She's the Speaker of the House for the State of Oregon. Recently, House Bill 2892 was killed by her before it could be debated in the House. This bill ordered government agencies to consider open source software. It did not require them to use it, but merely to consider this software when making acquisitions. Given that we have the shortest school year in the nation, taking away medical benefits from many indigent people and granting early release from prison to felons because we don't have enough money, it seems to make sense that we consider less expensive alternatives to software that it costing our state millions of dollars.

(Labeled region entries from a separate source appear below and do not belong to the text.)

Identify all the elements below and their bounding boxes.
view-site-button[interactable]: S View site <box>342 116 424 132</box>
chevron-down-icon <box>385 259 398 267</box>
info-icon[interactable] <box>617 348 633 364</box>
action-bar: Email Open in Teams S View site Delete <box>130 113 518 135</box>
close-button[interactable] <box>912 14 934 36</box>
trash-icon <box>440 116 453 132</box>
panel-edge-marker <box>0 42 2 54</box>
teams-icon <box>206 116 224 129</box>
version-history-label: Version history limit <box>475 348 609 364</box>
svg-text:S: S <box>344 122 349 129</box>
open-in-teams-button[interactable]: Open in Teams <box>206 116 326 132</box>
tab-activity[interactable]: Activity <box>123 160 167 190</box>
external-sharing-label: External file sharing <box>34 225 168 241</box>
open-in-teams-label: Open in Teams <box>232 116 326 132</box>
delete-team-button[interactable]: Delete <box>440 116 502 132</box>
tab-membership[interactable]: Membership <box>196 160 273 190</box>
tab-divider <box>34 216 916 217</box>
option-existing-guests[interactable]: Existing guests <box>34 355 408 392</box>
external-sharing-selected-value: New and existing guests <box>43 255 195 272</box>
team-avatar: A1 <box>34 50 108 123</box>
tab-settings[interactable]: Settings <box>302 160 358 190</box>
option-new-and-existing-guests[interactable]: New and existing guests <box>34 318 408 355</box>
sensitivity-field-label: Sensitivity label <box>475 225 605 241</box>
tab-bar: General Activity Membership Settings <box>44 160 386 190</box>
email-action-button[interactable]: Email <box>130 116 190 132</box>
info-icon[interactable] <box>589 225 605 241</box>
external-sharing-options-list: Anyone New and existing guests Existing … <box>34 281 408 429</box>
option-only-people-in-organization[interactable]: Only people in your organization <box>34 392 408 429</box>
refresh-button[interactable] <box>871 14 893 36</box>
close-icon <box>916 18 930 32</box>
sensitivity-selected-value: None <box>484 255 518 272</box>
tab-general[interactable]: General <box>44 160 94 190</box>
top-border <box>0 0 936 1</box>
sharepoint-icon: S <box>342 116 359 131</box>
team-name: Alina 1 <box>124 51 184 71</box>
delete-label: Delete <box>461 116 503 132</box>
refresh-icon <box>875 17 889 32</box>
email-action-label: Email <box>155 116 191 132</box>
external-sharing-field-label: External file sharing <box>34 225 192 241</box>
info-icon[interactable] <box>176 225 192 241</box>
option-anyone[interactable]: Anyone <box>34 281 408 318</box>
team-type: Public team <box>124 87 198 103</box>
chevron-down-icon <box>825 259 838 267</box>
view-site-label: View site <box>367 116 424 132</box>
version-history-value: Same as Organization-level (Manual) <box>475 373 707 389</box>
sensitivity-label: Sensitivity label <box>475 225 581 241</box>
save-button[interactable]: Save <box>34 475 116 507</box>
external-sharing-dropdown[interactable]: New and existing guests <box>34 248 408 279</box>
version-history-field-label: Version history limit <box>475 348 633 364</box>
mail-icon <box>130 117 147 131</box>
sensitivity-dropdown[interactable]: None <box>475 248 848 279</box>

In fact, the only serious opposition to the bill appeared to be large software companies who sent in their lobbyists to defeat the bill. So why, one might wonder, would Representative Minnis not allow this bill to be debated on the floor of the House? She merely claims that it's a solution in search of a problem. If that's the case, there was no need for her to personally kill the bill and not allow debate, was there?
Below is the text of the email that I sent to her office (and that I now understand is gaining wider circulation):
I appear to live just outside of your district, which I find somewhat disappointing as this denies
me the opportunity to vote against you in the next election.
Your statement in the Tuesday Oregonian, where you object to House Bill 2892 (the "open source"
bill), makes it very clear that you cannot be trusted to put the interests of the people in front
of your own.
While my vote won't count, I hope to ensure that others who hear me will remember this. I first
learned about your behavior and your disingenuous comments at the Portland City Club today
(5/9/2003) after receiving information about you from several mailing lists (Portland Linux Users
Group, Eugene Linux Users Group and Portland Perl Mongers). There appears to be more and more
people hearing about you personally killing this bill.
On the plus side, if you believe that there's no such thing as bad publicity, you're getting
plenty of it:
Of course, you'll be getting a bit more exposure, too. I'll be happily forwarding this email to
my friends. Who knows? Maybe one of them will get a chance to vote against you.